We can prevent concussions in youth sports

On July 1 , Connecticut proudly joined the growing ranks of states that have come forward and placed the safety of young athletes as a high priority on the legislative agenda.

A new law is now in effect that requires all scholastic coaches to attend a seminar on recognizing the early signs of concussion. The law also prohibits athletes from returning to a contact sport until cleared in writing by a medical professional with experience in the treatment of concussions.

As in other states, this law has had the added benefit of prompting serious discussion about how to make sports safer at all levels. In Connecticut, thanks to concerned parents, similar concussion restrictions are being implemented voluntarily at the youth sports (pre-high school) level.

As a neurologist involved in the field of sports neurology, I witness the devastating effects of concussion on a regular basis. A typical scenario is one where an athlete suffers a head injury but does not report it to a coach or parent. The first injury is then followed by a second impact before allowing the brain enough time to rest and heal. This second injury can result in more long-lasting and sometimes permanent symptoms of headache, dizziness and cognitive impairment.

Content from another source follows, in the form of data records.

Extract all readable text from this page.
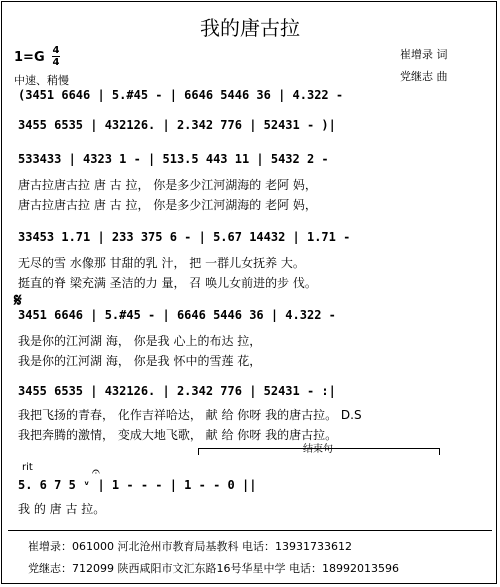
我的唐古拉
1=G 4
4
中速、稍慢
崔增录 词
党继志 曲
𝄋
(3451 6646 | 5.#45 - | 6646 5446 36 | 4.322 -
3455 6535 | 432126. | 2.342 776 | 52431 - )|
533433 | 4323 1 - | 513.5 443 11 | 5432 2 -
唐古拉唐古拉 唐 古 拉， 你是多少江河湖海的 老阿 妈，
唐古拉唐古拉 唐 古 拉， 你是多少江河湖海的 老阿 妈，
33453 1.71 | 233 375 6 - | 5.67 14432 | 1.71 -
无尽的雪 水像那 甘甜的乳 汁， 把 一群儿女抚养 大。
挺直的脊 梁充满 圣洁的力 量， 召 唤儿女前进的步 伐。
3451 6646 | 5.#45 - | 6646 5446 36 | 4.322 -
我是你的江河湖 海， 你是我 心上的布达 拉，
我是你的江河湖 海， 你是我 怀中的雪莲 花，
3455 6535 | 432126. | 2.342 776 | 52431 - :|
我把飞扬的青春， 化作吉祥哈达， 献 给 你呀 我的唐古拉。 D.S
我把奔腾的激情， 变成大地飞歌， 献 给 你呀 我的唐古拉。
5. 6 7 5 ᵛ | 1 - - - | 1 - - 0 ||
我 的 唐 古 拉。
rit	𝄐
结束句
崔增录：061000 河北沧州市教育局基教科 电话：13931733612
党继志：712099 陕西咸阳市文汇东路16号华星中学 电话：18992013596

Head injuries in younger children take longer to heal and are generally more severe. Ironically, it is the youth level of play where there are the fewest medical resources available, like a certified athletic trainer at every game.

On July 22, Backus Hospital is hosting a free lecture and discussion on the subject of head injuries in sports. It is designed for coaches, parents and athletes and will allow them to recognize early symptoms and take appropriate steps.

I highly recommend attending this seminar since the most effective treatment for a concussion is early recognition and rest.